If I can't resolve this problem, I'm going to have to move some of our 90+ SPIP-based web-sites onto alternative hosting. This is something that neither I nor our hosting company want to do, but they have other customers and better things to do than restart their web servers every 18 hours.
I intend to instrument the SPIP locking functions to build a complete record of SPIP's locking behaviour across a cluster of web servers. Has anyone done something like this already? I am planning to log all locking calls to a remote syslog server, but if someone has already done something similar, I would quite like to avoid the extra work.
Any suggestions about identifying or resolving this problem would extremely welcome.
I intend to instrument the SPIP locking functions to build a complete record
you could also try and remove all locking functions. The most
important use we have is to ensure that we don't read a file (with
lire_fichier()) that is not finished writing (with ecrire_fichier()),
and this could for sure be replaced by a "write to tempnam() then
mv()" behavior. It might also be faster.
another use we have (I think) is to ensure that we don't launch two
cron jobs in parallel -- this is far from being as frequent as the
atomic file writing stuff, and might also be replaced by some other
mechanism
Still, you are the only one who reports this problem (maybe others
experience it, but do not realize what happens)
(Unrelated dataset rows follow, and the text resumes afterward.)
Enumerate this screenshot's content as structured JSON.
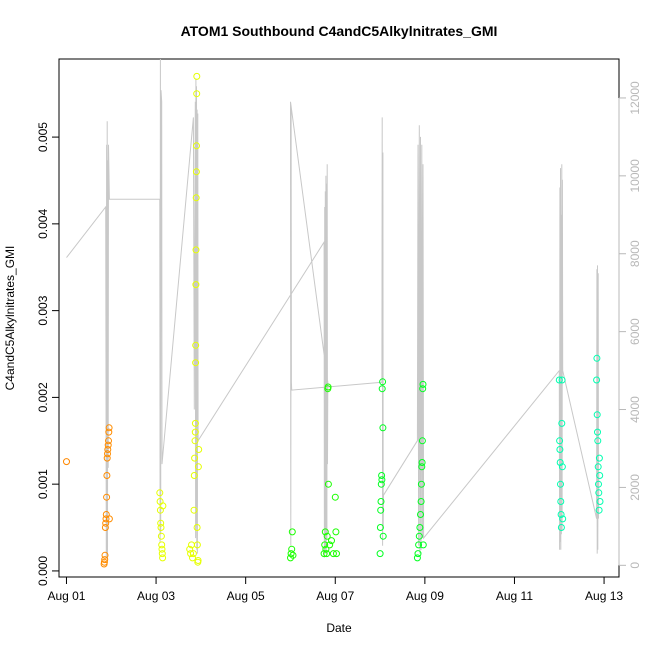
{
  "chart_data": {
    "type": "scatter",
    "title": "ATOM1 Southbound C4andC5Alkylnitrates_GMI",
    "xlabel": "Date",
    "ylabel": "C4andC5Alkylnitrates_GMI",
    "x_ticks": [
      "Aug 01",
      "Aug 03",
      "Aug 05",
      "Aug 07",
      "Aug 09",
      "Aug 11",
      "Aug 13"
    ],
    "y_ticks": [
      "0.000",
      "0.001",
      "0.002",
      "0.003",
      "0.004",
      "0.005"
    ],
    "y2_ticks": [
      "0",
      "2000",
      "4000",
      "6000",
      "8000",
      "10000",
      "12000"
    ],
    "xlim": [
      "2016-07-31T20:00",
      "2016-08-13T08:00"
    ],
    "ylim": [
      -7e-05,
      0.0059
    ],
    "y2lim": [
      -300,
      13000
    ],
    "grid": false,
    "legend": "none",
    "colors": {
      "altitude_line": "#c8c8c8",
      "axis": "#000000",
      "right_axis": "#b8b8b8",
      "marker_day01": "#ff8c00",
      "marker_day03": "#e6ff00",
      "marker_day06": "#1aff00",
      "marker_day09": "#00ff20",
      "marker_day12": "#00ffb0"
    },
    "series": [
      {
        "marker": "circle-open",
        "points": [
          [
            "2016-08-01T00:00",
            0.00126,
            "#ff8800"
          ],
          [
            "2016-08-01T20:10",
            8e-05,
            "#ff8c00"
          ],
          [
            "2016-08-01T20:20",
            0.0001,
            "#ff8c00"
          ],
          [
            "2016-08-01T20:30",
            0.00013,
            "#ff8c00"
          ],
          [
            "2016-08-01T20:40",
            0.00018,
            "#ff8c00"
          ],
          [
            "2016-08-01T20:50",
            0.0005,
            "#ff8c00"
          ],
          [
            "2016-08-01T21:00",
            0.00055,
            "#ff8c00"
          ],
          [
            "2016-08-01T21:10",
            0.0006,
            "#ff8c00"
          ],
          [
            "2016-08-01T21:20",
            0.00065,
            "#ff8c00"
          ],
          [
            "2016-08-01T21:30",
            0.00085,
            "#ff8c00"
          ],
          [
            "2016-08-01T21:40",
            0.0011,
            "#ff8c00"
          ],
          [
            "2016-08-01T21:50",
            0.0013,
            "#ff8c00"
          ],
          [
            "2016-08-01T22:00",
            0.00135,
            "#ff8c00"
          ],
          [
            "2016-08-01T22:10",
            0.0014,
            "#ff8c00"
          ],
          [
            "2016-08-01T22:20",
            0.00145,
            "#ff8c00"
          ],
          [
            "2016-08-01T22:30",
            0.0015,
            "#ff8c00"
          ],
          [
            "2016-08-01T22:40",
            0.0016,
            "#ff8c00"
          ],
          [
            "2016-08-01T22:50",
            0.00165,
            "#ff8c00"
          ],
          [
            "2016-08-01T23:00",
            0.0006,
            "#ff8c00"
          ],
          [
            "2016-08-03T02:00",
            0.0009,
            "#e6ff00"
          ],
          [
            "2016-08-03T02:10",
            0.0008,
            "#e6ff00"
          ],
          [
            "2016-08-03T02:20",
            0.0007,
            "#e6ff00"
          ],
          [
            "2016-08-03T02:30",
            0.00055,
            "#e6ff00"
          ],
          [
            "2016-08-03T02:40",
            0.0005,
            "#e6ff00"
          ],
          [
            "2016-08-03T02:50",
            0.0004,
            "#e6ff00"
          ],
          [
            "2016-08-03T03:00",
            0.0003,
            "#e6ff00"
          ],
          [
            "2016-08-03T03:10",
            0.00025,
            "#e6ff00"
          ],
          [
            "2016-08-03T03:20",
            0.0002,
            "#e6ff00"
          ],
          [
            "2016-08-03T03:30",
            0.00015,
            "#e6ff00"
          ],
          [
            "2016-08-03T03:40",
            0.00075,
            "#e6ff00"
          ],
          [
            "2016-08-03T18:00",
            0.00025,
            "#e6ff00"
          ],
          [
            "2016-08-03T18:30",
            0.0002,
            "#e6ff00"
          ],
          [
            "2016-08-03T19:00",
            0.0003,
            "#e6ff00"
          ],
          [
            "2016-08-03T19:30",
            0.00015,
            "#e6ff00"
          ],
          [
            "2016-08-03T20:00",
            0.0002,
            "#e6ff00"
          ],
          [
            "2016-08-03T20:20",
            0.0007,
            "#e6ff00"
          ],
          [
            "2016-08-03T20:30",
            0.0011,
            "#e6ff00"
          ],
          [
            "2016-08-03T20:40",
            0.0013,
            "#e6ff00"
          ],
          [
            "2016-08-03T20:50",
            0.0015,
            "#e6ff00"
          ],
          [
            "2016-08-03T21:00",
            0.0016,
            "#e6ff00"
          ],
          [
            "2016-08-03T21:05",
            0.0017,
            "#e6ff00"
          ],
          [
            "2016-08-03T21:10",
            0.0024,
            "#e6ff00"
          ],
          [
            "2016-08-03T21:15",
            0.0026,
            "#e6ff00"
          ],
          [
            "2016-08-03T21:20",
            0.0033,
            "#e6ff00"
          ],
          [
            "2016-08-03T21:25",
            0.0037,
            "#e6ff00"
          ],
          [
            "2016-08-03T21:30",
            0.0043,
            "#e6ff00"
          ],
          [
            "2016-08-03T21:35",
            0.0046,
            "#e6ff00"
          ],
          [
            "2016-08-03T21:40",
            0.0049,
            "#e6ff00"
          ],
          [
            "2016-08-03T21:45",
            0.0055,
            "#e6ff00"
          ],
          [
            "2016-08-03T21:50",
            0.0057,
            "#e6ff00"
          ],
          [
            "2016-08-03T22:00",
            0.0005,
            "#e6ff00"
          ],
          [
            "2016-08-03T22:10",
            0.0003,
            "#e6ff00"
          ],
          [
            "2016-08-03T22:20",
            0.0001,
            "#e6ff00"
          ],
          [
            "2016-08-03T22:30",
            0.00012,
            "#e6ff00"
          ],
          [
            "2016-08-03T22:40",
            0.0012,
            "#e6ff00"
          ],
          [
            "2016-08-03T22:50",
            0.0014,
            "#e6ff00"
          ],
          [
            "2016-08-06T00:00",
            0.00015,
            "#1aff00"
          ],
          [
            "2016-08-06T00:20",
            0.0002,
            "#1aff00"
          ],
          [
            "2016-08-06T00:40",
            0.00025,
            "#1aff00"
          ],
          [
            "2016-08-06T01:00",
            0.00045,
            "#1aff00"
          ],
          [
            "2016-08-06T01:20",
            0.00018,
            "#1aff00"
          ],
          [
            "2016-08-06T18:00",
            0.0002,
            "#1aff00"
          ],
          [
            "2016-08-06T18:20",
            0.0003,
            "#1aff00"
          ],
          [
            "2016-08-06T18:40",
            0.00045,
            "#1aff00"
          ],
          [
            "2016-08-06T19:00",
            0.00025,
            "#1aff00"
          ],
          [
            "2016-08-06T19:20",
            0.0002,
            "#1aff00"
          ],
          [
            "2016-08-06T19:40",
            0.0004,
            "#1aff00"
          ],
          [
            "2016-08-06T20:00",
            0.0021,
            "#1aff00"
          ],
          [
            "2016-08-06T20:10",
            0.00212,
            "#1aff00"
          ],
          [
            "2016-08-06T20:20",
            0.001,
            "#1aff00"
          ],
          [
            "2016-08-06T21:00",
            0.0003,
            "#1aff00"
          ],
          [
            "2016-08-06T22:00",
            0.00035,
            "#1aff00"
          ],
          [
            "2016-08-06T23:00",
            0.0002,
            "#1aff00"
          ],
          [
            "2016-08-07T00:00",
            0.00085,
            "#1aff00"
          ],
          [
            "2016-08-07T00:20",
            0.00045,
            "#1aff00"
          ],
          [
            "2016-08-07T00:40",
            0.0002,
            "#1aff00"
          ],
          [
            "2016-08-08T00:00",
            0.0002,
            "#00ff20"
          ],
          [
            "2016-08-08T00:10",
            0.0005,
            "#00ff20"
          ],
          [
            "2016-08-08T00:20",
            0.0007,
            "#00ff20"
          ],
          [
            "2016-08-08T00:30",
            0.0008,
            "#00ff20"
          ],
          [
            "2016-08-08T00:40",
            0.001,
            "#00ff20"
          ],
          [
            "2016-08-08T00:50",
            0.0011,
            "#00ff20"
          ],
          [
            "2016-08-08T01:00",
            0.00105,
            "#00ff20"
          ],
          [
            "2016-08-08T01:10",
            0.0021,
            "#00ff20"
          ],
          [
            "2016-08-08T01:20",
            0.00218,
            "#00ff20"
          ],
          [
            "2016-08-08T01:30",
            0.00165,
            "#00ff20"
          ],
          [
            "2016-08-08T01:40",
            0.0004,
            "#00ff20"
          ],
          [
            "2016-08-08T20:00",
            0.00015,
            "#00ff20"
          ],
          [
            "2016-08-08T20:20",
            0.0002,
            "#00ff20"
          ],
          [
            "2016-08-08T20:40",
            0.0003,
            "#00ff20"
          ],
          [
            "2016-08-08T21:00",
            0.0004,
            "#00ff20"
          ],
          [
            "2016-08-08T21:20",
            0.0005,
            "#00ff20"
          ],
          [
            "2016-08-08T21:40",
            0.00065,
            "#00ff20"
          ],
          [
            "2016-08-08T22:00",
            0.0008,
            "#00ff20"
          ],
          [
            "2016-08-08T22:10",
            0.001,
            "#00ff20"
          ],
          [
            "2016-08-08T22:20",
            0.0012,
            "#00ff20"
          ],
          [
            "2016-08-08T22:30",
            0.00125,
            "#00ff20"
          ],
          [
            "2016-08-08T22:40",
            0.0015,
            "#00ff20"
          ],
          [
            "2016-08-08T22:50",
            0.0021,
            "#00ff20"
          ],
          [
            "2016-08-08T23:00",
            0.00215,
            "#00ff20"
          ],
          [
            "2016-08-08T23:10",
            0.0003,
            "#00ff20"
          ],
          [
            "2016-08-12T00:00",
            0.0022,
            "#00ffb0"
          ],
          [
            "2016-08-12T00:10",
            0.0015,
            "#00ffb0"
          ],
          [
            "2016-08-12T00:20",
            0.0014,
            "#00ffb0"
          ],
          [
            "2016-08-12T00:30",
            0.00125,
            "#00ffb0"
          ],
          [
            "2016-08-12T00:40",
            0.001,
            "#00ffb0"
          ],
          [
            "2016-08-12T00:50",
            0.0008,
            "#00ffb0"
          ],
          [
            "2016-08-12T01:00",
            0.00065,
            "#00ffb0"
          ],
          [
            "2016-08-12T01:10",
            0.0005,
            "#00ffb0"
          ],
          [
            "2016-08-12T01:20",
            0.0017,
            "#00ffb0"
          ],
          [
            "2016-08-12T01:30",
            0.0022,
            "#00ffb0"
          ],
          [
            "2016-08-12T01:40",
            0.0012,
            "#00ffb0"
          ],
          [
            "2016-08-12T01:50",
            0.0006,
            "#00ffb0"
          ],
          [
            "2016-08-12T20:00",
            0.0022,
            "#00ffb0"
          ],
          [
            "2016-08-12T20:10",
            0.00245,
            "#00ffb0"
          ],
          [
            "2016-08-12T20:20",
            0.0018,
            "#00ffb0"
          ],
          [
            "2016-08-12T20:30",
            0.0016,
            "#00ffb0"
          ],
          [
            "2016-08-12T20:40",
            0.0015,
            "#00ffb0"
          ],
          [
            "2016-08-12T20:50",
            0.0012,
            "#00ffb0"
          ],
          [
            "2016-08-12T21:00",
            0.001,
            "#00ffb0"
          ],
          [
            "2016-08-12T21:10",
            0.0009,
            "#00ffb0"
          ],
          [
            "2016-08-12T21:20",
            0.0007,
            "#00ffb0"
          ],
          [
            "2016-08-12T21:30",
            0.0013,
            "#00ffb0"
          ],
          [
            "2016-08-12T21:40",
            0.0011,
            "#00ffb0"
          ],
          [
            "2016-08-12T21:50",
            0.0008,
            "#00ffb0"
          ]
        ]
      },
      {
        "axis": "right",
        "style": "line",
        "points": [
          [
            "2016-08-01T00:00",
            7900
          ],
          [
            "2016-08-01T21:00",
            9200
          ],
          [
            "2016-08-01T21:20",
            200
          ],
          [
            "2016-08-01T21:30",
            10800
          ],
          [
            "2016-08-01T21:40",
            300
          ],
          [
            "2016-08-01T21:50",
            11400
          ],
          [
            "2016-08-01T22:00",
            150
          ],
          [
            "2016-08-01T22:10",
            10400
          ],
          [
            "2016-08-01T22:20",
            2500
          ],
          [
            "2016-08-01T22:30",
            10800
          ],
          [
            "2016-08-01T23:00",
            9400
          ],
          [
            "2016-08-03T02:00",
            9400
          ],
          [
            "2016-08-03T02:10",
            600
          ],
          [
            "2016-08-03T02:20",
            13000
          ],
          [
            "2016-08-03T02:30",
            800
          ],
          [
            "2016-08-03T02:40",
            12200
          ],
          [
            "2016-08-03T03:00",
            11900
          ],
          [
            "2016-08-03T03:10",
            2600
          ],
          [
            "2016-08-03T20:00",
            11500
          ],
          [
            "2016-08-03T20:30",
            4000
          ],
          [
            "2016-08-03T21:00",
            11900
          ],
          [
            "2016-08-03T21:10",
            700
          ],
          [
            "2016-08-03T21:20",
            12500
          ],
          [
            "2016-08-03T21:30",
            1000
          ],
          [
            "2016-08-03T21:40",
            12300
          ],
          [
            "2016-08-03T21:50",
            400
          ],
          [
            "2016-08-03T22:00",
            11700
          ],
          [
            "2016-08-03T22:10",
            300
          ],
          [
            "2016-08-03T22:20",
            11600
          ],
          [
            "2016-08-03T22:30",
            3200
          ],
          [
            "2016-08-06T18:00",
            8300
          ],
          [
            "2016-08-06T18:10",
            200
          ],
          [
            "2016-08-06T18:20",
            9200
          ],
          [
            "2016-08-06T18:30",
            300
          ],
          [
            "2016-08-06T18:40",
            9600
          ],
          [
            "2016-08-06T18:50",
            500
          ],
          [
            "2016-08-06T19:00",
            10000
          ],
          [
            "2016-08-06T19:10",
            300
          ],
          [
            "2016-08-06T19:20",
            9800
          ],
          [
            "2016-08-06T19:30",
            700
          ],
          [
            "2016-08-06T19:40",
            10300
          ],
          [
            "2016-08-06T19:50",
            2600
          ],
          [
            "2016-08-06T20:00",
            4700
          ],
          [
            "2016-08-06T00:00",
            11900
          ],
          [
            "2016-08-06T00:10",
            500
          ],
          [
            "2016-08-06T00:20",
            11800
          ],
          [
            "2016-08-06T00:30",
            4700
          ],
          [
            "2016-08-06T00:40",
            4500
          ],
          [
            "2016-08-08T01:00",
            4700
          ],
          [
            "2016-08-08T01:10",
            11500
          ],
          [
            "2016-08-08T01:20",
            500
          ],
          [
            "2016-08-08T01:30",
            10600
          ],
          [
            "2016-08-08T01:40",
            1000
          ],
          [
            "2016-08-08T01:50",
            1800
          ],
          [
            "2016-08-08T20:00",
            3200
          ],
          [
            "2016-08-08T20:20",
            10800
          ],
          [
            "2016-08-08T20:40",
            500
          ],
          [
            "2016-08-08T21:00",
            11300
          ],
          [
            "2016-08-08T21:20",
            300
          ],
          [
            "2016-08-08T21:40",
            11000
          ],
          [
            "2016-08-08T22:00",
            400
          ],
          [
            "2016-08-08T22:20",
            10800
          ],
          [
            "2016-08-08T22:40",
            700
          ],
          [
            "2016-08-08T23:00",
            10300
          ],
          [
            "2016-08-08T23:20",
            700
          ],
          [
            "2016-08-12T00:00",
            5000
          ],
          [
            "2016-08-12T00:10",
            400
          ],
          [
            "2016-08-12T00:20",
            9700
          ],
          [
            "2016-08-12T00:30",
            600
          ],
          [
            "2016-08-12T00:40",
            10200
          ],
          [
            "2016-08-12T00:50",
            400
          ],
          [
            "2016-08-12T01:00",
            9000
          ],
          [
            "2016-08-12T01:10",
            800
          ],
          [
            "2016-08-12T01:20",
            10300
          ],
          [
            "2016-08-12T01:30",
            900
          ],
          [
            "2016-08-12T01:40",
            9900
          ],
          [
            "2016-08-12T01:50",
            5000
          ],
          [
            "2016-08-12T20:00",
            1200
          ],
          [
            "2016-08-12T20:10",
            7600
          ],
          [
            "2016-08-12T20:20",
            300
          ],
          [
            "2016-08-12T20:30",
            7700
          ],
          [
            "2016-08-12T20:40",
            400
          ],
          [
            "2016-08-12T20:50",
            7500
          ],
          [
            "2016-08-12T21:00",
            1200
          ],
          [
            "2016-08-12T21:10",
            2400
          ]
        ]
      }
    ]
  }
}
I intend to instrument the SPIP locking functions to build a complete record
you could also try and remove all locking functions. The most
important use we have is to ensure that we don't read a file (with
lire_fichier()) that is not finished writing (with ecrire_fichier()),
and this could for sure be replaced by a "write to tempnam() then
mv()" behavior. It might also be faster.
Yeah, it's an alternative.
While it does not work with Windows, it can't be uses as native lock mechanism, but it could be proposed as an alternative, as the nfslock in the core.
another use we have (I think) is to ensure that we don't launch two
cron jobs in parallel -- this is far from being as frequent as the
atomic file writing stuff, and might also be replaced by some other
mechanism
With the job_queue plugin, cron jobs are managed by the queue and the protection to avoid parallel jobs is based on sql, no more on file system.